Indikator inflasi akan menunjukkan kenaikan 0,3% secara bulanan dan kenaikan 2,5% dari tahun sebelumnya, menurut ekonom yang disurvei oleh Dow Jones. Jika tidak memperhitungkan fluktasi harga pangan dan energi, Consumer Price Index (CPI) inti sesuai harapan yakni 0,3% per bulan dan 2,5% per tahun.
“Ini seharusnya menjadi kabar baik bagi pasar dan calon Ketua the Federal Reserve (the Fed) Kevin Warsh,” ujar Osaic Chief Market Strategist, Phil Blancato.
“Ini hanya data satu bulan, tetapi jika tren berlanjut, hal itu akan membuka jalan bagi penurunan suku bunga dan terkendalinya inflasi,” ia menambahkan.

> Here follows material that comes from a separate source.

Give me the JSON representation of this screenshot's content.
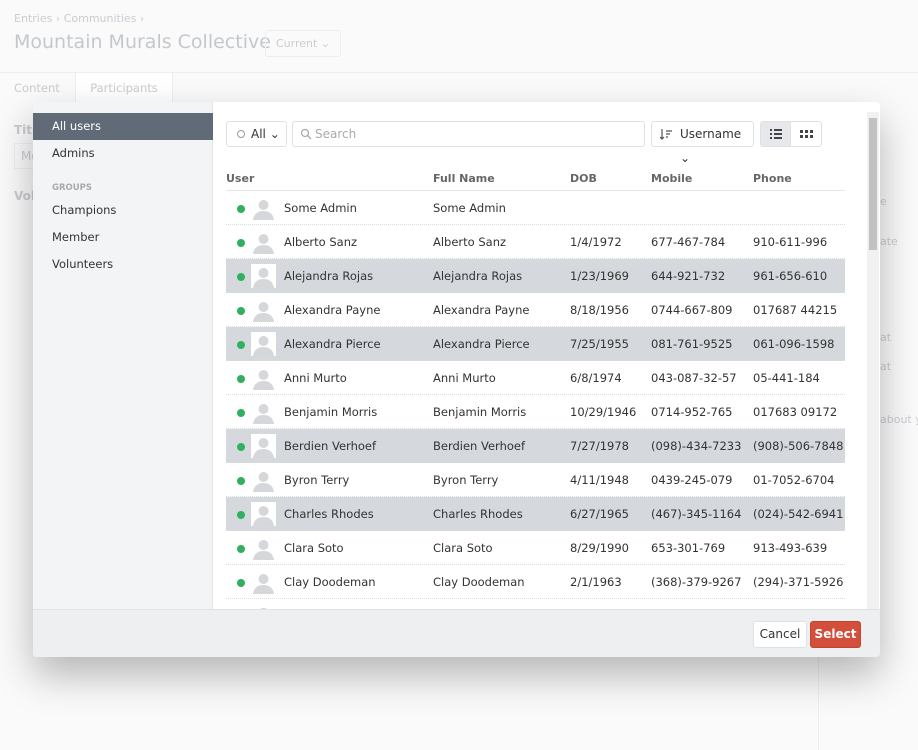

Sementara itu, Keith Buchanan dari Globalt Investments menuturkan, inflasi juga tidak terlepas dari kekhawatiran yang ada di kalangan investor kalau kecerdasan buatan akan menganggu potensi pendapatan di berbagai industri.
Kekhawatiran Gangguan AI
Ia menuturkan, meski data CPI pada Jumat pekan ini tidak ada hubungannya dengan apa yang diantisipasi pasar terkait gangguan industri, pasar masih mencoba memahami apa arti sebenarnya dari AI dan implementasinya di seluruh perekonomian. Ia mencatat, hal itu menciptakan tekanan ke atas pada pengangguran dan tekanan ke bawah pada inflasi.
“Bagaimana kita bisa berpikir semua orang akan menang dan tidak akan ada yang kalah,” ujar dia.
Kekhawatiran akan gangguan AI mengguncang pasar pekan ini dan menyebar melampaui aksi jual yang terlihat di sektor perangkat lunak dan meluas ke sektor properti, transportasi dan jasa keuangan.
Saham keuangan Charles Schwab dan Morgan Stanley masing-masing turun 10,8% dan 4,9% pekan ini. Sementara itu, saham Workday merosot 11%. Saham CBRE melemah 16% pada pekan ini.